Der Raum, wo man die kostbare Last endlich nieder T setzte, war ein düsteres, hohes und weites Gemach, das sein Licht von Norden durch drei Bogenfenster empfing, links und rechts aber verschiedene Türen hatte, so dass es schien, als bilde es die gemeinsame Verbindung aller übrigen Zimmerreihen des Geschosses.
Als Vater und Sohn in diesem Raume erschienen, ging Trehearne mit seinem goldenen Stabe in feierlicher Ruhe langsam darin auf und ab. Er gab ihnen einen stummen Wink, den Korb niederzusetzen und auszupacken.
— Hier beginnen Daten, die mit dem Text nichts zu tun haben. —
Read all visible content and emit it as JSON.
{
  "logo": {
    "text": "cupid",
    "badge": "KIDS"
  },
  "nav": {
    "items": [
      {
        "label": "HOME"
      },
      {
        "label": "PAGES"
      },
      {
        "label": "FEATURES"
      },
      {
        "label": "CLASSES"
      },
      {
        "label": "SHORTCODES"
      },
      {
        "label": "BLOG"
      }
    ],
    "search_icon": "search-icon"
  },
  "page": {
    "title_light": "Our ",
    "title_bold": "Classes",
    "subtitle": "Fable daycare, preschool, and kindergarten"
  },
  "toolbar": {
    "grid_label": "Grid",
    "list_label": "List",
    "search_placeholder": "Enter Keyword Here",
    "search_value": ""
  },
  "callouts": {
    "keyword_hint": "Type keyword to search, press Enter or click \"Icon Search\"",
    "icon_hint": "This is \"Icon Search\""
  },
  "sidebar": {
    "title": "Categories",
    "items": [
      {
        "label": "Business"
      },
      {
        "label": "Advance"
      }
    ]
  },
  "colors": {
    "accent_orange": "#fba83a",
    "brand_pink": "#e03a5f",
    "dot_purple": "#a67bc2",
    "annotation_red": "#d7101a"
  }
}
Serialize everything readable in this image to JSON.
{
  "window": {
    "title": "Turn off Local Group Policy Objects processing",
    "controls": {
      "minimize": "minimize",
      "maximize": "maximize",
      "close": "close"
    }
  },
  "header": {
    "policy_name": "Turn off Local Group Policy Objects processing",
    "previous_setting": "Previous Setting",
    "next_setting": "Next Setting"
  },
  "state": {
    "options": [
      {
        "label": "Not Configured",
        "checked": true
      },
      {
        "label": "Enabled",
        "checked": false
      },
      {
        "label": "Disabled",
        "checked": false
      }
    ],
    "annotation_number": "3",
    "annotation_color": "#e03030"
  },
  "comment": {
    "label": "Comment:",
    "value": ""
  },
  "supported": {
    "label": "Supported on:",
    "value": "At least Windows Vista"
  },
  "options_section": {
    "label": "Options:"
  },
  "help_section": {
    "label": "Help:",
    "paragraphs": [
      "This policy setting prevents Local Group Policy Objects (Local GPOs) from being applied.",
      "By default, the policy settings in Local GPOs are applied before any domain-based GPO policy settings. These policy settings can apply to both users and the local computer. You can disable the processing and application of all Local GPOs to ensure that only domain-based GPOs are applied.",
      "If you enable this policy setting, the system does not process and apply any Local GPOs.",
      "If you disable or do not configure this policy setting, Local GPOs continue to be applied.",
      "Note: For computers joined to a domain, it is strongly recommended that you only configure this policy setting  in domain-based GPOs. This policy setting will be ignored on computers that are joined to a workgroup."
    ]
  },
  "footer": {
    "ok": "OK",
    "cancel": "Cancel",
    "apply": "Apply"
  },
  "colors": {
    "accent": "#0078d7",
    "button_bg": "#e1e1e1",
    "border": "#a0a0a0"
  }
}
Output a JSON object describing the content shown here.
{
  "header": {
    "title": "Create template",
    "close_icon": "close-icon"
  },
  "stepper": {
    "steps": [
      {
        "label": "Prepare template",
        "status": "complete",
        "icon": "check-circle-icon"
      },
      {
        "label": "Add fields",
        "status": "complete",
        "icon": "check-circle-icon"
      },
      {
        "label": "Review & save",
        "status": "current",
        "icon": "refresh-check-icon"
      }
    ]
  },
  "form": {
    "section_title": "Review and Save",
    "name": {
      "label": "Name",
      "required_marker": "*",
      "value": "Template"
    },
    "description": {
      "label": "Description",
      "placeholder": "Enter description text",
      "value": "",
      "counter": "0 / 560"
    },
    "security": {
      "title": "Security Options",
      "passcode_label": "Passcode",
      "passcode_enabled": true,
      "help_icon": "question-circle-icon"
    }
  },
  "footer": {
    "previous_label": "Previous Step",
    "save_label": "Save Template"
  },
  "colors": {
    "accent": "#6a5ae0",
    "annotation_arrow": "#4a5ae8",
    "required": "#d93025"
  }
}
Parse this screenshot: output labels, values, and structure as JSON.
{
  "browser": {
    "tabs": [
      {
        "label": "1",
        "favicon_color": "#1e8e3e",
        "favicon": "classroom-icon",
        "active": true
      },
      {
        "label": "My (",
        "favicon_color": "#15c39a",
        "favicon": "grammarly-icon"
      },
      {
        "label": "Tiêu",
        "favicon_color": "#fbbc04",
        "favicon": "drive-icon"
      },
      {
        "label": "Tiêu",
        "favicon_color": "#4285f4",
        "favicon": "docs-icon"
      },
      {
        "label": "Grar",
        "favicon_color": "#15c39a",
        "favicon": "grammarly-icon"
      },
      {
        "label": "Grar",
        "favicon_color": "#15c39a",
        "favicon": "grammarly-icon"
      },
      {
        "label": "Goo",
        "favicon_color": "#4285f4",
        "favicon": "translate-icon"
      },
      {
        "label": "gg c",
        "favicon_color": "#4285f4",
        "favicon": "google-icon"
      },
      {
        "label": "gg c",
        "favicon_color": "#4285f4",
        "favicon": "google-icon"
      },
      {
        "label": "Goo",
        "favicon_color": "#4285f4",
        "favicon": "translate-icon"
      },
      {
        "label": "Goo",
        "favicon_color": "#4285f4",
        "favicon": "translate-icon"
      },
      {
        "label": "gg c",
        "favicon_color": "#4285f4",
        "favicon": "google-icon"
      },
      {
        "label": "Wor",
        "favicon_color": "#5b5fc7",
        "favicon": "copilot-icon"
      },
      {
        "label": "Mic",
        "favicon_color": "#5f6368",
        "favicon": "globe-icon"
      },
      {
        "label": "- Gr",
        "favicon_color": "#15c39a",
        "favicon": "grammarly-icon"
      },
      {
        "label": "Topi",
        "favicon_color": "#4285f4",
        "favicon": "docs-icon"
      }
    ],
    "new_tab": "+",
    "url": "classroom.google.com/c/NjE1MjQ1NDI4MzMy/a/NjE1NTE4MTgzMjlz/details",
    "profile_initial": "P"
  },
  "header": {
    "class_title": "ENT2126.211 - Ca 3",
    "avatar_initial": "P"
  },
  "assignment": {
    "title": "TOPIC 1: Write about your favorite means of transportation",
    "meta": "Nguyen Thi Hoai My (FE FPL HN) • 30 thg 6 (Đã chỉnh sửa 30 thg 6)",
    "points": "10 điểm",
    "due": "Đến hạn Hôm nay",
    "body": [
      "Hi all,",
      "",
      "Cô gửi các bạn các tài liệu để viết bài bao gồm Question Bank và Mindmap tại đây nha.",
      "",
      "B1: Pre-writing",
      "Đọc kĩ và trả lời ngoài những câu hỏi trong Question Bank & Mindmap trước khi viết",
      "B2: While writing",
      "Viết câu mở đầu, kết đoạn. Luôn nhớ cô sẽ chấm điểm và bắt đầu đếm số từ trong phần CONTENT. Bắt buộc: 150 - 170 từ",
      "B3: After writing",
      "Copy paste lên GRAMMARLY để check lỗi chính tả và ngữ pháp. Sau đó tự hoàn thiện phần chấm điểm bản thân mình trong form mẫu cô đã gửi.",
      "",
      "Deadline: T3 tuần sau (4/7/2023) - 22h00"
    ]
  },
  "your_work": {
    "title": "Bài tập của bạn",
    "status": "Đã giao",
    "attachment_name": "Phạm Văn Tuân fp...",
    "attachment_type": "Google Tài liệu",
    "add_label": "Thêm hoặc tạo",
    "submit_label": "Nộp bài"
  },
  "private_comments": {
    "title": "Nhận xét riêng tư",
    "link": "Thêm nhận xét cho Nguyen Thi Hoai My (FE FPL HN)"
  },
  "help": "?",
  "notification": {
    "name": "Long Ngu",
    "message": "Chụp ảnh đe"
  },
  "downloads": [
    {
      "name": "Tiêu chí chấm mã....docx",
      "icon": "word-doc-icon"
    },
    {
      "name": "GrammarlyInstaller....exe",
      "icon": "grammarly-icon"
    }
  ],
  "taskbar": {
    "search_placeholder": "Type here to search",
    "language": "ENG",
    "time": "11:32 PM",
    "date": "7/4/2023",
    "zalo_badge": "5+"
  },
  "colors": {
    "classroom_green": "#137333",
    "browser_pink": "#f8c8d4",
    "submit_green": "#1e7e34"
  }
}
»Verhaltet Euch ganz still, Craven! Ganz still! Se. Majestät ist noch bei Tische! Se. Hoheit, der Prinz, Mylord Villier, der Kanzler, und Se. Herrlichkeit der Herzog sind bei ihm, da ist nicht geraten, zu stören. Nehmt die Sachen auf Euren Schoß und setzt Euch ans Fenster, bis sie heraustreten.«
Dem Gebot ward peinlichst Folge geleistet. Der Korb nebst Trägern verschwanden geräuschlos. Der Hofschneider, sein Meisterwerk zierlich über dem Arm, nahm am Fenster Platz und unterhielt sich flüsternd mit Trehearne. Von links her, durch mehrere Türen gedämpft, hörte man Lachen, Geschwirr und Gläserklingen. Mister Will war mit dem Hut in der Hand an das andre Fenster getreten, und voll Beklommenheit wie Neugier zugleich streiften seine Blicke in der Halle umher und blieben plötzlich an einem fast lebensgroßen Bilde hängen, das an der Wand gegenüber befindlich war. Was in dem Erstgebornen des Hofschneiders in diesem Augenblicke vorging, hätte er um die Welt keiner lebendigen Seele vertraut. Eine Wonne und ein erschrecklich Weh, trunkene Wollust und namenlose Traurigkeit überkamen ihn mit einem Male. Das dunkle, wesenlose Rätsel seiner Träume war hier gelöst, der Inhalt seines Sehnens und Strebens. Er fühlte fortan, dass die Person, die dieses Bild darstellte, sein — Schicksal sei! Nur einer Frage bedurfte es noch, den letzten, schwachen Zweifel zu lösen. Zitternd und alle Kraft aufraffend, um sich nur nicht zu verraten, schritt er leise zu Trehearne und seinem Vater, zwang sich zu arglosem Lächeln und deutete auf das Bild.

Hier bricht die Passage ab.